Seguía nevando. No se nos había ocurrido traer un solo paraguas, pero una especie de mayordomo, un hombre gastado y servil, de nombre Anacleto, nos facilitó unos cuantos, todos iguales, amarillos y rojos, muy llamativos y «patrióticos», según comentó el también muy castizo agente Fernán. Al desplegarlos, comprobamos que eran sombrillas publicitarias de la marca de un mosto sin alcohol, de cuya distribución se encargaba una empresa de la familia Láncaster.

Tras las magras espaldas de Lorenzo y del sacerdote, a quien el primogénito de la casa ducal acababa de llamar «padre Arcadio», atravesamos los jardines hasta llegar a la capilla-panteón, donde la noche anterior se había celebrado la misa de Nochebuena.

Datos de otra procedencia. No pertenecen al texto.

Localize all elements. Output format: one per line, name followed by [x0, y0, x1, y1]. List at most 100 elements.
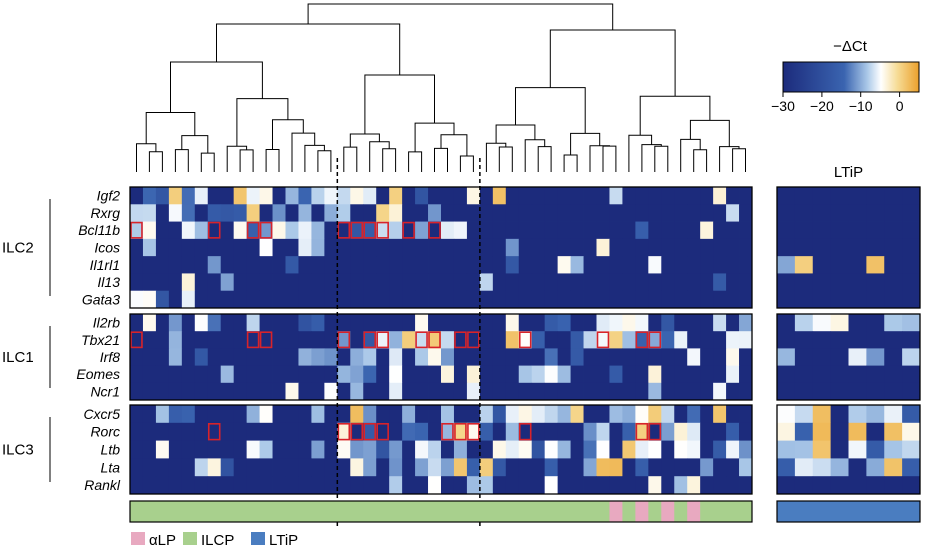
heatmap-cell — [389, 204, 403, 222]
heatmap-cell — [259, 331, 273, 349]
heatmap-cell-ltip — [794, 256, 814, 274]
heatmap-cell — [233, 476, 248, 495]
heatmap-cell — [453, 422, 468, 441]
heatmap-cell — [142, 331, 157, 349]
heatmap-cell — [596, 290, 610, 309]
heatmap-cell — [453, 273, 468, 292]
highlighted-cell — [428, 221, 441, 239]
dendrogram-branch — [291, 132, 316, 172]
heatmap-cell — [259, 314, 273, 332]
heatmap-cell — [181, 238, 196, 257]
heatmap-cell — [155, 331, 170, 349]
heatmap-cell-ltip — [884, 331, 903, 349]
dendrogram-branch — [239, 149, 254, 172]
heatmap-cell — [661, 348, 675, 366]
gene-label: Tbx21 — [81, 332, 120, 348]
heatmap-cell — [453, 238, 468, 257]
heatmap-cell — [661, 238, 675, 257]
heatmap-cell — [298, 440, 312, 459]
dendrogram-branch — [515, 87, 586, 134]
heatmap-cell — [583, 458, 597, 477]
heatmap-cell-ltip — [902, 187, 921, 205]
gene-label: Eomes — [76, 366, 120, 382]
heatmap-cell — [168, 422, 183, 441]
dendrogram-branch — [236, 98, 289, 147]
heatmap-cell-ltip — [830, 331, 849, 349]
heatmap-cell — [194, 476, 209, 495]
dendrogram-branch — [498, 146, 513, 172]
heatmap-cell — [453, 365, 468, 384]
heatmap-cell — [194, 290, 209, 309]
heatmap-cell — [246, 476, 260, 495]
heatmap-cell — [376, 187, 390, 205]
highlighted-cell — [376, 221, 389, 239]
heatmap-cell — [259, 204, 273, 222]
heatmap-cell — [635, 348, 649, 366]
heatmap-cell — [324, 256, 338, 274]
heatmap-cell — [168, 476, 183, 495]
heatmap-cell — [337, 187, 351, 205]
highlighted-cell — [363, 221, 377, 239]
heatmap-cell — [130, 273, 144, 292]
legend-label: αLP — [149, 532, 176, 549]
heatmap-cell — [130, 221, 144, 240]
heatmap-cell — [713, 204, 727, 222]
heatmap-cell-ltip — [777, 422, 796, 441]
heatmap-cell — [726, 331, 740, 349]
heatmap-cell — [142, 290, 157, 309]
heatmap-cell — [726, 440, 740, 459]
heatmap-cell — [453, 348, 468, 366]
gene-label: Irf8 — [100, 349, 120, 365]
heatmap-cell — [466, 331, 481, 349]
heatmap-cell — [298, 221, 312, 240]
cell-type-bar-alpha-lp — [609, 501, 623, 522]
heatmap-cell — [661, 314, 675, 332]
heatmap-cell-ltip — [902, 365, 921, 384]
heatmap-cell — [415, 331, 429, 349]
heatmap-cell — [415, 422, 429, 441]
heatmap-cell — [311, 238, 325, 257]
heatmap-cell — [713, 314, 727, 332]
heatmap-cell — [376, 348, 390, 366]
highlighted-cell — [635, 422, 649, 441]
heatmap-cell — [687, 314, 701, 332]
dendrogram-branch — [495, 124, 536, 144]
gene-label: Rankl — [84, 477, 121, 493]
heatmap-cell — [661, 187, 675, 205]
heatmap-cell — [155, 382, 170, 401]
heatmap-cell — [596, 348, 610, 366]
heatmap-cell-ltip — [812, 221, 832, 240]
heatmap-cell — [739, 405, 753, 424]
heatmap-cell — [726, 204, 740, 222]
heatmap-cell-ltip — [830, 440, 849, 459]
heatmap-cell — [479, 422, 494, 441]
heatmap-cell — [142, 382, 157, 401]
heatmap-cell — [635, 382, 649, 401]
colorbar-title: −ΔCt — [833, 38, 868, 55]
ltip-block-frame — [776, 404, 921, 495]
heatmap-cell — [544, 458, 559, 477]
heatmap-cell — [168, 256, 183, 274]
heatmap-cell — [246, 187, 260, 205]
heatmap-cell-ltip — [866, 238, 885, 257]
heatmap-cell — [700, 314, 714, 332]
heatmap-cell — [674, 314, 688, 332]
heatmap-cell-ltip — [866, 204, 885, 222]
heatmap-cell — [648, 204, 662, 222]
heatmap-cell — [298, 348, 312, 366]
heatmap-cell — [544, 221, 559, 240]
gene-label: Icos — [94, 240, 120, 256]
highlighted-cell — [635, 331, 649, 349]
heatmap-cell-ltip — [812, 348, 832, 366]
heatmap-cell — [570, 331, 584, 349]
heatmap-cell — [570, 440, 584, 459]
heatmap-cell — [596, 256, 610, 274]
highlighted-cell — [376, 422, 389, 441]
heatmap-cell — [376, 422, 390, 441]
heatmap-cell — [194, 331, 209, 349]
heatmap-cell — [531, 440, 546, 459]
heatmap-cell — [713, 382, 727, 401]
heatmap-cell — [428, 238, 442, 257]
heatmap-cell — [622, 440, 636, 459]
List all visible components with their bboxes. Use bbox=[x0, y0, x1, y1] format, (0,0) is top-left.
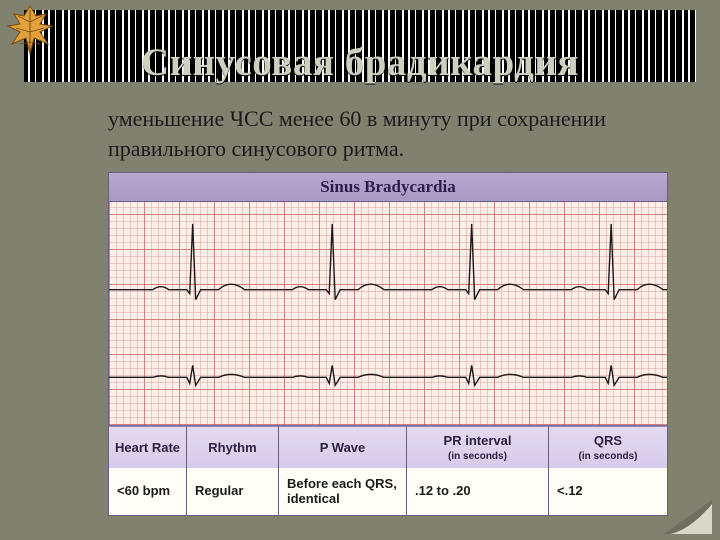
page-curl-icon bbox=[664, 500, 712, 534]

Una corona de hortensias rodeaba ese extravagante templo. El ábside aparecía sobrecargado con una decoración mosaica estilo neomudéjar, pero la aguja de piedra, adornada con filigrana de ladrillo, parecía responder a una inspiración más gótica. Aquel panteón tenía algo de arcano y de pagano a la vez. Un niño con atracción hacia lo fantástico se lo imaginaría asediado de brujas y lobos, de druidas y círculos de fuego.

Alargando las zancadas, Lorenzo se internó en la floresta. Yo iba detrás del cura y agucé el oído para escuchar lo que entre ellos hablaban.

– Cualquiera pensaría que sobre este lugar pesa una suerte de maldición -estaba diciendo el padre Arcadio.

Ese temor tenía su base. Tan sólo un par de días atrás, siguió lamentándose el cura, había fallecido la hermana Benedictina, la monja más joven del Convento de la Luz. Un absurdo accidente doméstico le había arrebatado la dicha de existir y de seguir adorando al Señor. Hallándose la novicia en el granero, ocupada en enristrar ajos y cebollas y en limpiar las legumbres de la huerta, parte de la techumbre de la falsa le había caído encima. La superiora había llamado a toda prisa al hortelano, a Jacinto, el hijo del jardinero del palacio, quien había trasladado en su coche a la monja herida hasta el ambulatorio de Turbión de las Arenas. Desdichadamente, la hermana había ingresado cadáver.